I am not sure I agree. My experience has been that remote work requires
greater discipline. Complex projects have twists and turns, many variables.
One has to learn to over communicate to ensure that one is not building the
wrong thing. This is harder to do over hangouts mainly because it is tougher
to gauge interpersonal dynamics of a room.

Coding is the easiest part of large scale projects. Harder problems are
stakeholder management, ensuring we are building the right thing and ensuring
that information flows freely. I am on a project that spans Boston, NY and
Stockholm. We all know what we want to build. Yet, every two weeks or so, I
find myself traveling. Mainly to ensure that we react fast as we learn more
about unknowns. Are we all on the same page? This is sustainable for a company
that can afford to depute a few people to do this. For a tiny startup that has
to be agile enough to pivot immediately, it is harder to do so when all your
handful of engineers are remote.

Personally, I would hire someone remote if it was a very well defined chunk of
work. At that point, I may as well hire a contractor. IMO, the value of an
engineer is not just to write code, it is to solve business problems.

------
danieltillett
I have often wondered why more developers don’t pair up and form one virtual
full time remote employee. I would actually be willing to hire two people paid
for 2 & 1/2 days each as long as they communicated with each other very
regularly and worked well together. This would avoid the biggest problem of
part time work which is not having someone around when issues come up.

------
mavdi
I work remote and I can tell you I end up working around 60 hours a week. Or
at least making myself available for that long. And this is exactly the reason
employers are choosing remote work over on site. They will have a developer
available at some time zone at any time of the day and also all of them
available at the core hours.

This goes against part time work. By allowing you to work from anywhere (Which
is absolutely awesome, writing this from a Fuerteventura beach) you
unofficially allow them to get a hold of you for longer hours. This has been
the case with my last three remote jobs.

------
andreasklinger
Remote work is becoming more and more common - also for SF companies.

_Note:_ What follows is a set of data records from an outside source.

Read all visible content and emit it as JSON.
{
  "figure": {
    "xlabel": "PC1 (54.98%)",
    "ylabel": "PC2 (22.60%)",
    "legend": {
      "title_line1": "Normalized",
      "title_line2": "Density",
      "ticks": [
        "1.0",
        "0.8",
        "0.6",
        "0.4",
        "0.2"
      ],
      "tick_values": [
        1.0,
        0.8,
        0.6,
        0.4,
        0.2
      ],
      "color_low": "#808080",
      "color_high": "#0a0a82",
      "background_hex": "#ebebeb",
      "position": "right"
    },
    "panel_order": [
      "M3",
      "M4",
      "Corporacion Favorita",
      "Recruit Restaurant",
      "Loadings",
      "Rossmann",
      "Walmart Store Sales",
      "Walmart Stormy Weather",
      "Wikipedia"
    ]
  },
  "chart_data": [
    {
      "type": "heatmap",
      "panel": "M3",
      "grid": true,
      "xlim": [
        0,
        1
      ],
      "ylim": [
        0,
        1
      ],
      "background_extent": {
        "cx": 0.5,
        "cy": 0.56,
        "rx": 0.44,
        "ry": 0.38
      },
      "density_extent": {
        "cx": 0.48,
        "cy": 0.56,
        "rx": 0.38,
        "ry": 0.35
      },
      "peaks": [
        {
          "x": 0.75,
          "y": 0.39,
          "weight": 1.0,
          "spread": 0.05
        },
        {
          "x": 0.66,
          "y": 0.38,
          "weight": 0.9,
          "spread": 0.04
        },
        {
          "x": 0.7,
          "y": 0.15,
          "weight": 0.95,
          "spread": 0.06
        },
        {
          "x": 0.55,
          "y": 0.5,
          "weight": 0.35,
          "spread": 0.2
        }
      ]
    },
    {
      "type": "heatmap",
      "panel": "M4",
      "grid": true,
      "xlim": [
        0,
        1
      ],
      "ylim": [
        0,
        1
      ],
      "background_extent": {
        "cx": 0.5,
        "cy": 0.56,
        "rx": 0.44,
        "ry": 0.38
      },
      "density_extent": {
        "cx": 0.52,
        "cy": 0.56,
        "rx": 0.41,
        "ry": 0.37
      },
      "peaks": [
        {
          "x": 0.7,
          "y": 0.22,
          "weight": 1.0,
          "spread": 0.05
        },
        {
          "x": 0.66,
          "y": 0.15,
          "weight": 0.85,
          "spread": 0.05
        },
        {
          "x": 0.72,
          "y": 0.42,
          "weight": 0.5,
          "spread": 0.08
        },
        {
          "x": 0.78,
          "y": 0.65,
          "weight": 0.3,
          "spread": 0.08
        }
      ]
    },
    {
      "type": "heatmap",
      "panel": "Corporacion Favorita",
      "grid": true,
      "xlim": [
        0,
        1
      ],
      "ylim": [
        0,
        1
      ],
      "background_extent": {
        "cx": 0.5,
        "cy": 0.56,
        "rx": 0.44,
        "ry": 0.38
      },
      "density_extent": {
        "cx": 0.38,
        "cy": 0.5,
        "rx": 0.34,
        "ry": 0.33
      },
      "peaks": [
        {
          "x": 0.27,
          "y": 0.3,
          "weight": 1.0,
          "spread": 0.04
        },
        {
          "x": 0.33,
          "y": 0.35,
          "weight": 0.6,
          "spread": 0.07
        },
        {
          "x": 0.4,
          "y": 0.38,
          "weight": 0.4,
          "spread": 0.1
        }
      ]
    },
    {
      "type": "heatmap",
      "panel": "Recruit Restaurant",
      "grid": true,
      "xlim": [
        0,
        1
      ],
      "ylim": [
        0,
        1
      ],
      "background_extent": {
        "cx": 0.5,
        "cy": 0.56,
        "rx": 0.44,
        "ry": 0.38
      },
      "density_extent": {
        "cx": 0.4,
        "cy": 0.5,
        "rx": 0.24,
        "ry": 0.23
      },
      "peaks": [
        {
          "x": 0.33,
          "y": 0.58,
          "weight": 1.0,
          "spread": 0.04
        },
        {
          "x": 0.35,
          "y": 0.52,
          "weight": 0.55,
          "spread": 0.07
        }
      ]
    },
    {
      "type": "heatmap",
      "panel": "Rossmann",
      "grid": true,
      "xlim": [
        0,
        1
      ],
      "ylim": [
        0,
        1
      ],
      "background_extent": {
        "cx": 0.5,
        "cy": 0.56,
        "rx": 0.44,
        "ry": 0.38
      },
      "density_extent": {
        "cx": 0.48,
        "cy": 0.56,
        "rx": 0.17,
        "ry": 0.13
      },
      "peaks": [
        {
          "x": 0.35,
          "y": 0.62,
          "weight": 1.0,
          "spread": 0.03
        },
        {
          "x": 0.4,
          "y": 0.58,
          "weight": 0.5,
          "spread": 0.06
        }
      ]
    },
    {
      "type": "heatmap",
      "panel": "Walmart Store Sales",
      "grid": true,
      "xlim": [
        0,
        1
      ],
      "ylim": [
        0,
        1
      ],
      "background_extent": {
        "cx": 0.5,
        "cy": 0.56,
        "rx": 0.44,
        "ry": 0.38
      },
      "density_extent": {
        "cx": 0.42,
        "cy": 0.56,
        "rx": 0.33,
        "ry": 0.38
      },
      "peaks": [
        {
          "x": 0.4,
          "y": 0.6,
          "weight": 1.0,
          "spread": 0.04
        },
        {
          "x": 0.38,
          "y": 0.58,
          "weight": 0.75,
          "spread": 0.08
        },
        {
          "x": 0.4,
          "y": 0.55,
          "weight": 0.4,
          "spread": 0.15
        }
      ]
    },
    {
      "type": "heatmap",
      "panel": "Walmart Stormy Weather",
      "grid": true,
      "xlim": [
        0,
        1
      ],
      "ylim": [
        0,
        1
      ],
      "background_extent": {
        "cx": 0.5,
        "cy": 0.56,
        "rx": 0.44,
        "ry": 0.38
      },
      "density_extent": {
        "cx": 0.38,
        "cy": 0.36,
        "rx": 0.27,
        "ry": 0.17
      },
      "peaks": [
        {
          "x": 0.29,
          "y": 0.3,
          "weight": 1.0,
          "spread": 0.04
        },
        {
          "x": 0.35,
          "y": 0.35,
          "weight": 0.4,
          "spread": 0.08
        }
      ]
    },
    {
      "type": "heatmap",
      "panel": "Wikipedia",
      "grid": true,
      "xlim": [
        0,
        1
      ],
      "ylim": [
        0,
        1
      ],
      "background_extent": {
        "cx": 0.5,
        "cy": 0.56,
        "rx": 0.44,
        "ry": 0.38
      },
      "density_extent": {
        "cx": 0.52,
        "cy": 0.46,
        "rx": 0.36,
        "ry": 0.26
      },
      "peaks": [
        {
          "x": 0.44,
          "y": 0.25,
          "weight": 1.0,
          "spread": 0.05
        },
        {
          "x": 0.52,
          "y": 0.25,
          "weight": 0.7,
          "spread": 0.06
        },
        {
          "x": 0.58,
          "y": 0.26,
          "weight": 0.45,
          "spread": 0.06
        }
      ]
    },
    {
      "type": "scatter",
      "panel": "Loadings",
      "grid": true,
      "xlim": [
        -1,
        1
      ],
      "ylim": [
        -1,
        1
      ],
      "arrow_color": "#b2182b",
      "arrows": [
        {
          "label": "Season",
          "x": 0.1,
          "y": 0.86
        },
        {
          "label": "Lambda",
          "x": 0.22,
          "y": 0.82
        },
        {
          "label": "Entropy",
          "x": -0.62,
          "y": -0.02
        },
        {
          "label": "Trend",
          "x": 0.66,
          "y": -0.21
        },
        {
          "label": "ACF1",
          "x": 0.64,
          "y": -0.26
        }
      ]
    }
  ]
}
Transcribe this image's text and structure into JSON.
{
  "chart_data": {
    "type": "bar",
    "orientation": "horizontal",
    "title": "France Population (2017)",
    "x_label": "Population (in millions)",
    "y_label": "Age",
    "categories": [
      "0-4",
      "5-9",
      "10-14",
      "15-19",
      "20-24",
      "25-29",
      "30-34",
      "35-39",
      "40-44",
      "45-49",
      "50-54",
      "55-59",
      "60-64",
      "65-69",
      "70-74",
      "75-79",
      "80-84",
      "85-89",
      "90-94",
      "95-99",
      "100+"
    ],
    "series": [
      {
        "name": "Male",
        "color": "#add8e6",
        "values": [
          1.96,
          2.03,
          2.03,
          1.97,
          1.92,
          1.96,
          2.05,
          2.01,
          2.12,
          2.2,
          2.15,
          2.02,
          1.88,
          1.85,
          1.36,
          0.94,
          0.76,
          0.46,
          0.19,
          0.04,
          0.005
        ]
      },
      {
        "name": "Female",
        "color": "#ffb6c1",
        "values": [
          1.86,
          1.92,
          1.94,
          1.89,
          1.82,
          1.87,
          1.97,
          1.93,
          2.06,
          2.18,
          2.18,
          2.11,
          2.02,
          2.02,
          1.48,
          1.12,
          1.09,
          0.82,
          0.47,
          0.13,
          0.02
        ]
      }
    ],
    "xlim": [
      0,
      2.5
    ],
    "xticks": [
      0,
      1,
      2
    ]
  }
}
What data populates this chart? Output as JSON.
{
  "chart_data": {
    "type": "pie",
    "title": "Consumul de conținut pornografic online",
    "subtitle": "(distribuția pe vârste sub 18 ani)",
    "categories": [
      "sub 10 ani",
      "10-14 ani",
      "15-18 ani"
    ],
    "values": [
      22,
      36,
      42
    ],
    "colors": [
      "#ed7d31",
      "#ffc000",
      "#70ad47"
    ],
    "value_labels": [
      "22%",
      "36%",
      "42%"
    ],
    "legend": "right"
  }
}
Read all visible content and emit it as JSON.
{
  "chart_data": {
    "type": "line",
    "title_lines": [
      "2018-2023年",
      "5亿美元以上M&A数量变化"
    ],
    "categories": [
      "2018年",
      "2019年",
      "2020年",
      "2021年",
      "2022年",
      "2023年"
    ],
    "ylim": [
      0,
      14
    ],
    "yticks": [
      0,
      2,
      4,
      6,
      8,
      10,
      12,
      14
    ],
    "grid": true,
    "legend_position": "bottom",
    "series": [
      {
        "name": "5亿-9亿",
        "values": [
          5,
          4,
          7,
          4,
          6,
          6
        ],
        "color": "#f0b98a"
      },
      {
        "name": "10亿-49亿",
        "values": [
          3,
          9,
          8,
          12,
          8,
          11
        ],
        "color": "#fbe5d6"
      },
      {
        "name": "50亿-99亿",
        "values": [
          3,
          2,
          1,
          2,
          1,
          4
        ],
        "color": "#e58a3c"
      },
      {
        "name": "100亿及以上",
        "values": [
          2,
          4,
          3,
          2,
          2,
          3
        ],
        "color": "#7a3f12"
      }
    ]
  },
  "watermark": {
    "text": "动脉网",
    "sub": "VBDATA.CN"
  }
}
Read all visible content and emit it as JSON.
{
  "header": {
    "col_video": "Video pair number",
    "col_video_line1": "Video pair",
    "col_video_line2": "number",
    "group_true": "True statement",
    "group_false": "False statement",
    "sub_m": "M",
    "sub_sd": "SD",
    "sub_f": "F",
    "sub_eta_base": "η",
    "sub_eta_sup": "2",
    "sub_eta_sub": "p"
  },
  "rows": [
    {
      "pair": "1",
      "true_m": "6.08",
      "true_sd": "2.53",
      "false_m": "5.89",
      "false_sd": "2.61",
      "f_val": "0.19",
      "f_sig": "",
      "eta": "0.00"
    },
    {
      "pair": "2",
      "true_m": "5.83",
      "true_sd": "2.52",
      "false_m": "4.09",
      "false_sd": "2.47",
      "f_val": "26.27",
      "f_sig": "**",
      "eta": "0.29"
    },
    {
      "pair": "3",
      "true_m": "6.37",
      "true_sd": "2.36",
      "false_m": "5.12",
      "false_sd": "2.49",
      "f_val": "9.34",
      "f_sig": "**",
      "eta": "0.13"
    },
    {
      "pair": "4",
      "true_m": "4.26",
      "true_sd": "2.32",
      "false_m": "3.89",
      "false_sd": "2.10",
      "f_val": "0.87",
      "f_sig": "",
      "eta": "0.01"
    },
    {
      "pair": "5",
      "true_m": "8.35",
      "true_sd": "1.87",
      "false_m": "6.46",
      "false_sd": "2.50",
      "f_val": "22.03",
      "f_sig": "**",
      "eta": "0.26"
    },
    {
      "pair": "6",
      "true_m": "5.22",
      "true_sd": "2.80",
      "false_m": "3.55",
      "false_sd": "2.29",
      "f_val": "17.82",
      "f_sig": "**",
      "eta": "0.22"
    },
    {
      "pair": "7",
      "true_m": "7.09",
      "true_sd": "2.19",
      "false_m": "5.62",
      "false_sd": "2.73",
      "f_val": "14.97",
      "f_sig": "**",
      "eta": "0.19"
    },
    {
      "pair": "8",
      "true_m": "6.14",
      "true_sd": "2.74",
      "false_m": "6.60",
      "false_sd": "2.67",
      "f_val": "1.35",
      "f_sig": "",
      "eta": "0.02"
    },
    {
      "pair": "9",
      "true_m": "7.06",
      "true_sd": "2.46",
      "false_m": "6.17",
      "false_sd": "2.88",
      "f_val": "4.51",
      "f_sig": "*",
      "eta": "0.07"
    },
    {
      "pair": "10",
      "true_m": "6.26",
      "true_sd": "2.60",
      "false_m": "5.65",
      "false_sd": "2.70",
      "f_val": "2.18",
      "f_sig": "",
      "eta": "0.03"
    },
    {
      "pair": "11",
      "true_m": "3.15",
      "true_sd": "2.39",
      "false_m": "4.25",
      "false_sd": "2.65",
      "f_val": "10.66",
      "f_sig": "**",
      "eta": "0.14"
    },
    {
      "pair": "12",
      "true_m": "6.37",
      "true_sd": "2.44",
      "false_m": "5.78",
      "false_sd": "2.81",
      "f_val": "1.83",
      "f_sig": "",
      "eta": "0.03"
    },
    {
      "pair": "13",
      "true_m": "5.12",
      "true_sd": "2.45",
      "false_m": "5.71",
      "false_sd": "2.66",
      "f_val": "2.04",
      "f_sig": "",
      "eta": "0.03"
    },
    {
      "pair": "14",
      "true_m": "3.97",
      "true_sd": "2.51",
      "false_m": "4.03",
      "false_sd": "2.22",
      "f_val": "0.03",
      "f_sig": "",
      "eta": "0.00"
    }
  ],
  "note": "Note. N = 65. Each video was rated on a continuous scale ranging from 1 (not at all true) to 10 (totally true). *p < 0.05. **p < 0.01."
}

Eg half our team (www.producthunt.com) is remote. Engineering and non-
engineering.

We dont do part-time (for long term contracts) because we want to give
developers full ownership about bigger releases - and this is hard if someone
is only available half the week.

------
thelittleyes
I'm not associated with it in any way, but there is a site that lists remote
jobs (not necessarily part-time): [https://remoteok.io/](https://remoteok.io/)

------
eschutte2
You answered your own question - the positions exist but are not advertised.
As zer00eyz says you will need to have specific skills that are in demand.